Отряды М. С. Дмитриева и князя Д. П. Лопаты Пожарского встали под Москвой – отдельно от «таборов» Трубецкого – в особых «острожках» у Петровских и Тверских ворот Белого города. Их появление спасло дворян «украинных» городов: они укрылись в острожке Дмитриева, спасаясь от казаков Заруцкого, намеревавшихся их перебить.
Через несколько дней в подмосковных «таборах» произошел раскол. Заруцкий понимал, что с приходом ополчения может лишиться не только своего влияния, но и жизни. 28 июля, увлекши за собой «мало не половину войска» (примерно 2,5 тысячи казаков), он отступил к Коломне, где находились Марина Мнишек и ее «царенок» со своим «двором», а затем, ограбив город, двинулся в Рязанскую землю и занял Михайлов. Атаман объявил себя слугой «царицы Марии Юрьевны и царевича Ивана Дмитриевича». Современники свидетельствуют, что между Заруцким и Мариной возникла личная привязанность. По словам Авраамия Палицына, атаман «припряжеся законом сатанинским» к вдове двух самозванцев. Согласно «Пискаревскому летописцу», Заруцкий «жену свою постриг, а сына своево послал на Коломну к ней, Маринке, в стольники, а хотел на ней женитца, и сести на Московское государство, и быти царем и великим князем». «Лукавая мысль» посадить Ивана Воренка на царство возникла у Заруцкого еще в 1611 году, но тогда он не решился ее воплотить; дальнейший поход на Рязанскую землю и Астрахань был попыткой исполнения этого плана.

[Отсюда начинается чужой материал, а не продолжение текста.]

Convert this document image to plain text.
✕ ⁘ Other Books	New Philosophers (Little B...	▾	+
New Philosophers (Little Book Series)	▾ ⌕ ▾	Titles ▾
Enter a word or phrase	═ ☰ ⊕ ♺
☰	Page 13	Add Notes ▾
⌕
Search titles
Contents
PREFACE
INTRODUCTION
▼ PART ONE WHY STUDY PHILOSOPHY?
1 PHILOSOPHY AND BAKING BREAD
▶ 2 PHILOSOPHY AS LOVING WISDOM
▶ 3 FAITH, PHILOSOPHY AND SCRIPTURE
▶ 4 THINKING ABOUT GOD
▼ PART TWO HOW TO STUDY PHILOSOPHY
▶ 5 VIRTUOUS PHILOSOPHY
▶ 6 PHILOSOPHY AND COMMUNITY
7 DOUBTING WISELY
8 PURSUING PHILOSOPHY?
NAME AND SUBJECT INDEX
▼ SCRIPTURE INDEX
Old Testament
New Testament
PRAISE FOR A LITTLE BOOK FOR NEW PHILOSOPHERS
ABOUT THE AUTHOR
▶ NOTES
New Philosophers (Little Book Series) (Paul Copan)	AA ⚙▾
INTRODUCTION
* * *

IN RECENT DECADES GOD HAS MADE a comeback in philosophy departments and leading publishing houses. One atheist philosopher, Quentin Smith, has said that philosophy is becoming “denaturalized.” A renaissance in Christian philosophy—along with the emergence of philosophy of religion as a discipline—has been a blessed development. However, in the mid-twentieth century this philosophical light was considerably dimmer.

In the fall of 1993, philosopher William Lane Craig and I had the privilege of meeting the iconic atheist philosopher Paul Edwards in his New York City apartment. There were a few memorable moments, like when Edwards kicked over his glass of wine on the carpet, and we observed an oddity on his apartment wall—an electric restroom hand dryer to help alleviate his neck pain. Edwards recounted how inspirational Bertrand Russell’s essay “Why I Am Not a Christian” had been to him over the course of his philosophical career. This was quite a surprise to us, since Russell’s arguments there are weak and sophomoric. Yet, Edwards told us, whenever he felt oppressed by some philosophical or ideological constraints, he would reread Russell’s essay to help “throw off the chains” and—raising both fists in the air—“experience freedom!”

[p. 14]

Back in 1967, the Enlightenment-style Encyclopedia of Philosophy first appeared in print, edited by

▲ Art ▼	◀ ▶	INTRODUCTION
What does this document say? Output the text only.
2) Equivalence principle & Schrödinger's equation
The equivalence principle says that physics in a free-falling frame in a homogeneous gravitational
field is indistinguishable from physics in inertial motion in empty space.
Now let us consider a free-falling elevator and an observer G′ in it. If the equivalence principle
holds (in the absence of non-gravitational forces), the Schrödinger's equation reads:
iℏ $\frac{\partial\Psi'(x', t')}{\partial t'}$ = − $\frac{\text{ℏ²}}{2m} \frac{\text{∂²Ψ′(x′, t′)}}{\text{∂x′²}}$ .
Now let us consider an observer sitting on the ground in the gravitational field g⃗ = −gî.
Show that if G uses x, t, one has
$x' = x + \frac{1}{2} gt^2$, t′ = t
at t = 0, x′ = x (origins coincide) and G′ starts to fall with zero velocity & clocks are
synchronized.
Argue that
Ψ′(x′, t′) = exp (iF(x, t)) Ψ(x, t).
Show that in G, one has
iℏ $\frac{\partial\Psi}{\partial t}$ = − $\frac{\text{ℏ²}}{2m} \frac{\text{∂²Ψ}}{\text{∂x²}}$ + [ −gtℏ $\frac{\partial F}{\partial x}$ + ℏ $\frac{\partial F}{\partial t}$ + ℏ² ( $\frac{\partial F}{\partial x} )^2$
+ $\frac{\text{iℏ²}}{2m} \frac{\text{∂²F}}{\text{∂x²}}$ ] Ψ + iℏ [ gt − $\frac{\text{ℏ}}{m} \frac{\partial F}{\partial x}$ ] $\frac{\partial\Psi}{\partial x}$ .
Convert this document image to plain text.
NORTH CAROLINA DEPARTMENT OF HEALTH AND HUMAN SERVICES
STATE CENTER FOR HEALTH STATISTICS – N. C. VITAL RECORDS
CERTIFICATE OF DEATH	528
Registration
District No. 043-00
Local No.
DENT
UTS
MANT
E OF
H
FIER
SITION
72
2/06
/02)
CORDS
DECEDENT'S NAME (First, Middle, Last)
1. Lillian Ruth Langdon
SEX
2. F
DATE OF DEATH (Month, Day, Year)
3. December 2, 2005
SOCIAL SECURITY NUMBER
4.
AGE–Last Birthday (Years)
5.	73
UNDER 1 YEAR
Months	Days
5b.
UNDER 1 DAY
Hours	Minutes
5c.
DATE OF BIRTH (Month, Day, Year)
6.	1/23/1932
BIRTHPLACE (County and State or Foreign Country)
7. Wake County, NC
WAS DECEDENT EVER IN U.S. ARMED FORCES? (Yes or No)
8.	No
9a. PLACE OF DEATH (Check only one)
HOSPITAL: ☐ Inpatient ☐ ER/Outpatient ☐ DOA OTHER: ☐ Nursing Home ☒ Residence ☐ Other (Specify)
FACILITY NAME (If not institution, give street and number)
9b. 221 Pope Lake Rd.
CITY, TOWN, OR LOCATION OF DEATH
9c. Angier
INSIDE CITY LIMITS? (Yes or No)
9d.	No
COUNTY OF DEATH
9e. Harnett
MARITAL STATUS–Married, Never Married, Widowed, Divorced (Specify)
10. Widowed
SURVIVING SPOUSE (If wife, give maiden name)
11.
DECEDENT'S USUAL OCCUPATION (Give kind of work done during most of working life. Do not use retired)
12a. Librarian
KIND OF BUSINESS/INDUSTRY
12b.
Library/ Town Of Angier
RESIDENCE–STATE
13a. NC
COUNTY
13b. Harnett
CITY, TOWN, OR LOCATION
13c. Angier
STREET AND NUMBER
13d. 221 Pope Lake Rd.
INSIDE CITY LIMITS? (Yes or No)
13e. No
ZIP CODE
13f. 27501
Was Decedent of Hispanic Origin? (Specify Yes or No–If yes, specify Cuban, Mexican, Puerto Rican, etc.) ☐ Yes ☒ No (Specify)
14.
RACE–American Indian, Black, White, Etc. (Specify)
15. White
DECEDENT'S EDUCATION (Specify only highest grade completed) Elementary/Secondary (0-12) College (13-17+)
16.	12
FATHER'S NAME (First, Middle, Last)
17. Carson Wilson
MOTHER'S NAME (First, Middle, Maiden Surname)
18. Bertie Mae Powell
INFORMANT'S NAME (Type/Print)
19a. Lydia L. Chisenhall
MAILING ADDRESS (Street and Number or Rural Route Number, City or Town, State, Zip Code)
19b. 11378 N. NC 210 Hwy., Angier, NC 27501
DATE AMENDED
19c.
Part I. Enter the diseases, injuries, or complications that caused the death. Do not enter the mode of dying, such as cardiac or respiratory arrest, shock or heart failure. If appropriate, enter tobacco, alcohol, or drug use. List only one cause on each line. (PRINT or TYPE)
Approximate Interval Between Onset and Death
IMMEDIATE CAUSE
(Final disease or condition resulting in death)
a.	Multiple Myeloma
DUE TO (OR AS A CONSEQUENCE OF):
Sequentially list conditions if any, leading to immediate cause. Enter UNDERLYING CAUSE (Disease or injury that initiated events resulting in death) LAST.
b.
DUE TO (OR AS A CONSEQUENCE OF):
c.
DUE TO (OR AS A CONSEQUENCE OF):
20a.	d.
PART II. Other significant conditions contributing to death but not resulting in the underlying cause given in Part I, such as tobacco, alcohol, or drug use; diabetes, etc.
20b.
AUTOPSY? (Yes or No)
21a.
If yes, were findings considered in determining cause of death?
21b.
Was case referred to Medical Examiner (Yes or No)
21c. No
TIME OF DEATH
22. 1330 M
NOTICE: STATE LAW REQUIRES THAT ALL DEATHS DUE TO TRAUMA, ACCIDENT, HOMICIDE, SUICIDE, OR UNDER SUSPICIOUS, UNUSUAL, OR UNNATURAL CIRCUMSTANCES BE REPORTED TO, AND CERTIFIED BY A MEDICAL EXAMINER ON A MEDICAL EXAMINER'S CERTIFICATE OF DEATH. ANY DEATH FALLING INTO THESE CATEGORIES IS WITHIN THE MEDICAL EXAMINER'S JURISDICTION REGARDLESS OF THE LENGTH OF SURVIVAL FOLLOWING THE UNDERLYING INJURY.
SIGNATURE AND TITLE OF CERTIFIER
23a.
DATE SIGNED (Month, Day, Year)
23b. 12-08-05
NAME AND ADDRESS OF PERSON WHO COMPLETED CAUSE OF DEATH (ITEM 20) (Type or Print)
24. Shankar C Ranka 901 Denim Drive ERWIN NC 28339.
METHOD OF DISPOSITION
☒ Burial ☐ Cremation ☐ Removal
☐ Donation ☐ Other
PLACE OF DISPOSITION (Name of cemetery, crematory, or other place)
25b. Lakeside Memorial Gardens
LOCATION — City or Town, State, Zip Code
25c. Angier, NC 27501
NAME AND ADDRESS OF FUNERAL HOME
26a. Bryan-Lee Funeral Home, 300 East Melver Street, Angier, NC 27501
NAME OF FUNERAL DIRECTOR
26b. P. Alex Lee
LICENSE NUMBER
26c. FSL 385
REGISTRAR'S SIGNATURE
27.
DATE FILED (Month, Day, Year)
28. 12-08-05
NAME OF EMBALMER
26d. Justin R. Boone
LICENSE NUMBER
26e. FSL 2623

Одновременно с уходом Заруцкого из-под Москвы выступил из Ярославля во главе основных сил князь Д. М. Пожарский (27 июля). По дороге он передал командование шурину князю Никите Андреевичу Хованскому и К. Минину, а сам отправился в суздальский Спасо-Евфимиев монастырь – по обычаю того времени, поклониться могилам предков перед началом великого дела. В Ростове Пожарский догнал ополчение, и 14 августа войско прибыло в Троице-Сергиев монастырь. Под Троицей Пожарский попытался вступить в переговоры с Трубецким, но согласие между ними не было достигнуто. Получив известия о приближении Ходкевича, Пожарский отправил к Москве отряд князя Василия Туренина, а следом двинулся и сам.